Considerazioni in libertà e a margine dell'analisi di Alberto Mingardi sul Corriere della sera a proposito del piano Biden per i microchip. La lettera di Francis Walsingham

Caro direttore,

com’era quel detto sul non sommare mele e pere?

Mi è tornato in mente leggendo l’analisi di Alberto Mingardi, direttore dell’Istituto Bruno Leoni, su L’Economia del Corriere della Sera. Nell’articolo, l’intellettuale liberista sostiene che i sussidi pubblici statunitensi alla manifattura nazionale di microchip stiano rallentando gli investimenti anziché accelerarli. Francamente, non mi pare proprio: secondo la Semiconductor Industry Association (cioè l’associazione che rappresenta l’industria americana – privata, ça va sans dire – dei semiconduttori), il CHIPS Act (cioè il piano di Joe Biden che stanzia 52 miliardi di dollari di incentivi alle fonderie di microchip) ha stimolato investimenti da 250 miliardi di dollari già al dicembre 2022, cioè soli quattro mesi dopo l’approvazione.

Credo di aver capito quale fosse la reale intenzione di Mingardi, e cioè ribadire il primato del libero mercato e dell’iniziativa privata sul dirigismo dei governi. È un messaggio che sostanzialmente condivido, da italiano con formazione anglosassone e da spettatore della realtà (spesso tragicomica) italiana; ma la posizione di Mingardi mi sembra troppo parziale e forse anche un po’ confusa: non si sommano, appunto, mele e pere.

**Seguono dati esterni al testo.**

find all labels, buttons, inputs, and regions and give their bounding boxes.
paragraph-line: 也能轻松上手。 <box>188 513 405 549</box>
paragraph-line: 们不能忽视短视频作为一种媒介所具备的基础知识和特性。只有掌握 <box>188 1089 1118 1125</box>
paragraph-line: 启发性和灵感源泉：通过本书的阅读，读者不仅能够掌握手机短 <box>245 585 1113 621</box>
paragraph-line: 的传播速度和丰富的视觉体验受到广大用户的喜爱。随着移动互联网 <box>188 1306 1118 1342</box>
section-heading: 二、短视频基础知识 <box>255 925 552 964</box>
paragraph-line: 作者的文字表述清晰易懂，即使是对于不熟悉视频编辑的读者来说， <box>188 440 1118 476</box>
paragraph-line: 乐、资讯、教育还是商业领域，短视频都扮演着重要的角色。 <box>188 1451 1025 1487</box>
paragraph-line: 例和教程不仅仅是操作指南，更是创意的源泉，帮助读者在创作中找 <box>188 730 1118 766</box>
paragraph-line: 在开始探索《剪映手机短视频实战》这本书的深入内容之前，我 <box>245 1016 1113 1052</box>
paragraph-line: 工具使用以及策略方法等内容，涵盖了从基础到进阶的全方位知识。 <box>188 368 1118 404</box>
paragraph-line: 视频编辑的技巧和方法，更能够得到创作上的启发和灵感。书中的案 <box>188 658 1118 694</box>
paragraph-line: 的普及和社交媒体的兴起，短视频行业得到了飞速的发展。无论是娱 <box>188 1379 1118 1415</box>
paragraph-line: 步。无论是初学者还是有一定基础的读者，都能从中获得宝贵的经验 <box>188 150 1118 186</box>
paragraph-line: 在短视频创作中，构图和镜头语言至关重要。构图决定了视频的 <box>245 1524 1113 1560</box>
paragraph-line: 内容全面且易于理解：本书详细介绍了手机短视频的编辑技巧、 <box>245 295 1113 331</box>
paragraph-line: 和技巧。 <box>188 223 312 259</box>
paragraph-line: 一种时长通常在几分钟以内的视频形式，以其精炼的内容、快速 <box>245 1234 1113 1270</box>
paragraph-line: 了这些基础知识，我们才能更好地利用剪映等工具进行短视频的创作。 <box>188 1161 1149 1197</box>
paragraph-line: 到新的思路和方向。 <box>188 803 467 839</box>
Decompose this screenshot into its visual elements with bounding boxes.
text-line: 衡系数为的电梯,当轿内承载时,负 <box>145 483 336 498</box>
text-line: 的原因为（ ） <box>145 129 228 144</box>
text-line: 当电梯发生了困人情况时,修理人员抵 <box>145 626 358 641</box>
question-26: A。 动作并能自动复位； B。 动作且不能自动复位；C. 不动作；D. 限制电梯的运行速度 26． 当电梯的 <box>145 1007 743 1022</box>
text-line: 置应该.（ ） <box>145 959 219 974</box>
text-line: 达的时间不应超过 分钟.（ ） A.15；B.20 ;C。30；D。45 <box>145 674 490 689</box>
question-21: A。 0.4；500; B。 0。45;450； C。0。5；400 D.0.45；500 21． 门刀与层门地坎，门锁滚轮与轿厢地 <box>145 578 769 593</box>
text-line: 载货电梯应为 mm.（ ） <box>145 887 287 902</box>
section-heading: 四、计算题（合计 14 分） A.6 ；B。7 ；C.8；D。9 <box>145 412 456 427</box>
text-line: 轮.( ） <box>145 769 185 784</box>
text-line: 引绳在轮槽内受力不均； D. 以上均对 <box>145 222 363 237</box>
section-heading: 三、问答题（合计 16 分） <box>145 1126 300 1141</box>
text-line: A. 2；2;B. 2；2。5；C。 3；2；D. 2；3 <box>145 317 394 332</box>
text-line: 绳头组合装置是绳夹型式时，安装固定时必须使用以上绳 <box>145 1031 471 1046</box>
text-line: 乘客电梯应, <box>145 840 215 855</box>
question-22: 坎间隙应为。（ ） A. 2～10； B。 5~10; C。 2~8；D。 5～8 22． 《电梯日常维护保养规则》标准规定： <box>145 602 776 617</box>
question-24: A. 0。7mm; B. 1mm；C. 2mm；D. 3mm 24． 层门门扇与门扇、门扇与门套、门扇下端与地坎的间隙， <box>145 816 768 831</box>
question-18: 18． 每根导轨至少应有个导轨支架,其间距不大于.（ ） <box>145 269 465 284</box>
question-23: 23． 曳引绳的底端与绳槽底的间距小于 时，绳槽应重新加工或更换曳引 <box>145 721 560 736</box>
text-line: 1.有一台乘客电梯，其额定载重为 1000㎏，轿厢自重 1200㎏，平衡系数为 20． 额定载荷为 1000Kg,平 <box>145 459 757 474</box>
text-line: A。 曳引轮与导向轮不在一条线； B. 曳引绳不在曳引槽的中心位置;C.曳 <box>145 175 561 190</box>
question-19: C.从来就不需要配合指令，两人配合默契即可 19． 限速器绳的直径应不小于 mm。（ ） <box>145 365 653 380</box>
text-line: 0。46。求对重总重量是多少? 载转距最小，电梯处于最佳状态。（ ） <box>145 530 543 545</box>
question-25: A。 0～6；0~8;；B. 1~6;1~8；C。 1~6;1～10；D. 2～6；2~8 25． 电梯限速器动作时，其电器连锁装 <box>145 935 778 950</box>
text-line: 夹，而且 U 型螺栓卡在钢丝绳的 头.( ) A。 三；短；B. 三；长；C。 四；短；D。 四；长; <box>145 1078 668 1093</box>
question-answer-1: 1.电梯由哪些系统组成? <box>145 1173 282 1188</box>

L’Italia e l’Europa non sono gli Stati Uniti, innanzitutto, per quanto riguarda l’invasività dello Stato nei settori produttivi. E poi – anzi: soprattutto – bisogna ricordare che l’obiettivo della manovra di Biden è prima politico e poi economico, e quindi è incomprensibile nella sua essenza se si sposta la lente d’ingrandimento sulle aziende anziché sul governo.

Mi spiego meglio. La Casa Bianca non vuole raggiungere il primato globale nella manifattura di microchip “solo” (si fa per dire) perché questo primato genera occupazione e PIL; ma innanzitutto perché il primato nella manifattura di una tecnologia critica come il microchip è garanzia di potenza politica. Gli Stati Uniti non possono rimanere la prima superpotenza al mondo se non domineranno le tecnologie del XXI secolo. Non lo dico io, lo dice Biden:

“Ci saranno più cambiamenti tecnologici nei prossimi dieci anni – o anche nei prossimi cinque – che negli ultimi cinquanta. E io voglio che l’America guidi quel cambiamento”. Più chiaro di così. E infatti la sua amministrazione non sta investendo nell’efficientamento energetico degli edifici – quelli siamo noi -, ma nelle tecnologie critiche per il futuro: semiconduttori, con il CHIPS Act; energia pulita, con l’Inflation Reduction Act. Transizione digitale e transizione ecologica, direbbero a Bruxelles (ma tra il dire e il fare…).

Sia chiaro: non sto dicendo che l’approccio di Biden sia di per sé vincente e giusto. Come ogni cosa, è discutibile e ha i suoi punti critici. Ma per poter essere giudicato, deve prima essere compreso.

Non c’entra la soddisfazione dei consumatori americani verso i loro smartphone e tablet farciti di microchip, come scrive Mingardi; c’entra il futuro dell’America come superpotenza tecnologica, e dunque politica. Sono due cose diverse: a un consumatore non interessa la provenienza del chip, basta che sia efficiente e il più economico possibile; alla Casa Bianca interessa che il chip sia efficiente, naturalmente, e che sia made in Usa.

Per gli Stati Uniti, le problematiche non stanno nelle scelte dei consumatori, che pure fanno parte della partita, ma su tre temi che emergono sempre di più nel 2024:

1) I semiconduttori per così dire “strategici” (per esempio quelli degli armamenti) non sono sempre i più “avanzati” quindi se tu investi solo su una parte “avanzata” che costa molto ti trovi magari a finanziare effettivamente della componentistica per smartphone che è meno strategica di una cosa meno “avanzata”.

2) Per tornare una potenza manifatturiera, bisogna avere una forza lavoro adatta. Ed è ancora da dimostrare che quella degli USA lo sia.

3) Biden ha fatto queste scommesse politico-manifatturiere spesso in Stati che inclinano verso i Repubblicani, anche per ragioni politiche, visto che Biden è un vero politico, e anche se è poco in forma è tutt’altro che scemo. Solo che i sondaggi attualmente dicono che questo sforzo titanico non ha spostato molto. Quindi chissà.

Insomma – caro direttore – il liberismo può attendere, anche negli Stati Uniti. Viva il capitalismo politico, come scrive Alessandro Aresu.